Also, please make sure you are subscribed to the bmi-cluster-users mailing list so that you receive important announcements regarding downtimes, policy changes, etc. You can subscribe yourself by browsing the following web page: http://mailman.cchmc.org/mailman/listinfo.

By using this cluster, you acknowledge that you understand and accept the the policies and scheduling limits outlined below.

  • Cluster walltime quota
  1. Starting October 2010, every user in the cluster will have a default wall time quota of 10000 hours for each quarter.
  2. Any additional wall time hours needed should be requested ahead of time (by emailing help@bmi.cchmc.org).

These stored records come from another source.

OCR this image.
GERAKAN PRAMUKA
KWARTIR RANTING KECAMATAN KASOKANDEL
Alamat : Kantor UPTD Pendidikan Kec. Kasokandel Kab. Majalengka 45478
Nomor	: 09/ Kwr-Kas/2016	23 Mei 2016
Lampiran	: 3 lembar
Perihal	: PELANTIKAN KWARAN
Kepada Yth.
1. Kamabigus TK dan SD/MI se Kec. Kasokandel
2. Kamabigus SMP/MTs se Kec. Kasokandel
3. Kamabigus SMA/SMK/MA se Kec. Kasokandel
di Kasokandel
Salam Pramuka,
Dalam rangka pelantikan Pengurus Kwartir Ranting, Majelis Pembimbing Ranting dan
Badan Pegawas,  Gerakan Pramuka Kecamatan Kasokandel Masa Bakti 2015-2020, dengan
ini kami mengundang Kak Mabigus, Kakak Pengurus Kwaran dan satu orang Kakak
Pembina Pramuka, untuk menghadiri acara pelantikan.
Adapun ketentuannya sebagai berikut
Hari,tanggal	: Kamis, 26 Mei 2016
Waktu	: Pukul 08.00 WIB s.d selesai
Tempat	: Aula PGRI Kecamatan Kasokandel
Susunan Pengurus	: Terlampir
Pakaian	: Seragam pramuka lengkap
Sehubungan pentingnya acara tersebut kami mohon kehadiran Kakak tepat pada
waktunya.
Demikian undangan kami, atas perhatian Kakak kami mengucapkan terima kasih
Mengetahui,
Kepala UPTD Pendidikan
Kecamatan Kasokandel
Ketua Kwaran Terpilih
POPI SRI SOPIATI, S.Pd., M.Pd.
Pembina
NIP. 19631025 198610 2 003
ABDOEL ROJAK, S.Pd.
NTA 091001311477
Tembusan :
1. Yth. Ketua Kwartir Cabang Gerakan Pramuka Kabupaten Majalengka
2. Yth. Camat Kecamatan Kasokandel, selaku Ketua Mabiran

They will be charged at 1¢/hour and any unused hours will be credited to your account to the next quarter.
  3. All compute nodes and queues are currently being charged at the same rate, but this may change in the future as the QoS requirements might differ.
  4. Gold allocation system has been integrated with LSF so user jobs will go to PENDING (Queued) state if he/she has exhausted their walltime allocation for the current quarter for the project that they are charging against.
  5. System sends hourly reports on PENDING jobs to BMI RT ticket system.
  6. Documentation on how to use Gold to get your current walltime usage and other things are available here.
  • We have implemented a set of scripts for some commonly-used interactive applications, which will transparently perform job submission.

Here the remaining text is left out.